On August 28, 2025, at approximately 10:00 a.m., during an interview with the Executive Director (A#1), the Executive Director stated that the Director of Health Services is responsible for recording and reporting resident incidents. In the case of (R#1), she confirmed that all incidents had been reported to the Community Care Licensing Division (CCLD) and to the resident’s representative. (A#1) denied ever instructing staff not to report incidents, stating that she has always encouraged complete transparency and compliance with reporting requirements. This statement was supported by a review of facility records, which included Unusual Incident Reports (LIC 624) for (R#1) dated 2/9/24, 3/4/24, 6/13/25, 7/31/25, 8/5/25, and 9/16/24, as well as a Death Report (LIC 624A) dated 8/12/25. Additionally, (A#1) stated that internal incident reports dated 7/23/25, 7/24/25, 6/8/25, 6/9/25, 5/15/25, 2/23/25, 11/1/24, and 9/11/24 were reviewed and found to be consistent with the official reports.

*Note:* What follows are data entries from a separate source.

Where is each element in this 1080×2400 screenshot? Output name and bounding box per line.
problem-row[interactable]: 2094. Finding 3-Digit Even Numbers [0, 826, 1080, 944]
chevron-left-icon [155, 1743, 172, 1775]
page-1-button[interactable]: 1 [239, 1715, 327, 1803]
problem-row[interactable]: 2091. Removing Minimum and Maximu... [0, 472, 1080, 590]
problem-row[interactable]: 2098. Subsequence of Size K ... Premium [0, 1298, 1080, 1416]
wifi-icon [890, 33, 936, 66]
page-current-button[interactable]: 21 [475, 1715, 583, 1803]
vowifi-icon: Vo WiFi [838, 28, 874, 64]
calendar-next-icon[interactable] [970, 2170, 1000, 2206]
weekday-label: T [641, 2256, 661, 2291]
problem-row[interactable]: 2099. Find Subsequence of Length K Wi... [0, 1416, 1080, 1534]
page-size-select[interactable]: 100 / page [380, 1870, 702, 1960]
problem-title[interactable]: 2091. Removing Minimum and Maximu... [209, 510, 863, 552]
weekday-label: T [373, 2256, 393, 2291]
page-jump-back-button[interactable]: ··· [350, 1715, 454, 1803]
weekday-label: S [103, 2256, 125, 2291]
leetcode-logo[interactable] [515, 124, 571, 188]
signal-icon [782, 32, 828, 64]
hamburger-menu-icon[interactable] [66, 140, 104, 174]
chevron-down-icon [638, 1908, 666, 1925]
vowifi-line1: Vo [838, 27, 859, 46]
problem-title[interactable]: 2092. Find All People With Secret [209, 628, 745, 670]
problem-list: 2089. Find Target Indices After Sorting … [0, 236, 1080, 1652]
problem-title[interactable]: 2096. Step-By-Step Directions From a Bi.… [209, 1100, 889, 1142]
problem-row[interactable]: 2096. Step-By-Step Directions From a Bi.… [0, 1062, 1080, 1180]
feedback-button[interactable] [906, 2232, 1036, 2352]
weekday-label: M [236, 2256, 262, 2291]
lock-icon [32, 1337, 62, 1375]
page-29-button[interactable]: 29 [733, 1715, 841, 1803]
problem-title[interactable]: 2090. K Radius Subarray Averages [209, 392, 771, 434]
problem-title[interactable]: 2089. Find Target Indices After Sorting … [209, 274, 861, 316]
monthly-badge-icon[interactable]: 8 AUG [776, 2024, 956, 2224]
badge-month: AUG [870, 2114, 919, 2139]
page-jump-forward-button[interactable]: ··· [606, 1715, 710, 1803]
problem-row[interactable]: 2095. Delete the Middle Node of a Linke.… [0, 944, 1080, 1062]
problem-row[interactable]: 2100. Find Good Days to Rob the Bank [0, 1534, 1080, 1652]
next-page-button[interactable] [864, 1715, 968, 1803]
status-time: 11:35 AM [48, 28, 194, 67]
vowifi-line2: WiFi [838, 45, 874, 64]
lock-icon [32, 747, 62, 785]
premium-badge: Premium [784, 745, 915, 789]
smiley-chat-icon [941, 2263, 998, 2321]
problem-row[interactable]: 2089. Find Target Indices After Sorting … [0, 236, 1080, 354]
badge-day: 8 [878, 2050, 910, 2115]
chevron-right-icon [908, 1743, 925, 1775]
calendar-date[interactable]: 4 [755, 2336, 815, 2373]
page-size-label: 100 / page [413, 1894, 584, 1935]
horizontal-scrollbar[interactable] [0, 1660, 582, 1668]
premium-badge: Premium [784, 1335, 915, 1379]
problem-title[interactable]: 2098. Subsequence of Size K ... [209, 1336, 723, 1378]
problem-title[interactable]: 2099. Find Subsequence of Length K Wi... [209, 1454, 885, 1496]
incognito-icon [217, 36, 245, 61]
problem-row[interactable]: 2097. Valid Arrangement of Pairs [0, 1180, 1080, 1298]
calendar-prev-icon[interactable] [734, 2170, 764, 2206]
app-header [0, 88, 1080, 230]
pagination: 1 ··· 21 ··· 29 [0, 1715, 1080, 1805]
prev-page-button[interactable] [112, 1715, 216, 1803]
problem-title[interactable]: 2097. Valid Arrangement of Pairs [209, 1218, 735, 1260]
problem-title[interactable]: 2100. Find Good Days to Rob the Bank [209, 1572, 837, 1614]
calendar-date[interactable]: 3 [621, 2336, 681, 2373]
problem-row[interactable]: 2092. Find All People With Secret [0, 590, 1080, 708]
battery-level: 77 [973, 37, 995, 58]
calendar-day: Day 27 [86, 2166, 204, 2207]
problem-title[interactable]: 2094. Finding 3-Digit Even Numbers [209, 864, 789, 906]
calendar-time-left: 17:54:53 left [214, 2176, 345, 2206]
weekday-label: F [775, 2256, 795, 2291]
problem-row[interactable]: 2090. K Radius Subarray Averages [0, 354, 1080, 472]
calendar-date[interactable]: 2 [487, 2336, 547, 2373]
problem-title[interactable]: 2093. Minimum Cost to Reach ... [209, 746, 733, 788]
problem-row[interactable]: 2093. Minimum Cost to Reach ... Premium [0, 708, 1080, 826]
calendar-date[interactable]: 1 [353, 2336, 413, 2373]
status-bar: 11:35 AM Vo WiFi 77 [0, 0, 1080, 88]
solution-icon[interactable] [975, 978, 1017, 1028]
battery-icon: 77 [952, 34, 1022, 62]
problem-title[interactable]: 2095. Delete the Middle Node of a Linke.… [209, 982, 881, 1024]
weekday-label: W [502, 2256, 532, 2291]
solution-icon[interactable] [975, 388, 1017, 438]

On August 28, 2025, at approximately 2:00 p.m., Licensing Program Analyst-LPA Alfonso Iniguez was unable to speak with (R#1) since they had passed away on August 9, 2025.
On August 28, 2025, at approximately 2:00 p.m., during an interview with residents (R#2-R#6), (5) out of (5) stated that they feel the facility will report to their representatives and physician if something happens to them.
On August 28, 2025, at approximately 1:00 pm, during an interview with facility staff (S#1–S#5), (5) out of (5) stated that (R#1) falls and changes in condition were reported to the physician and to the Community Care Licensing Division (CCLD), and that they were never instructed to withhold such information.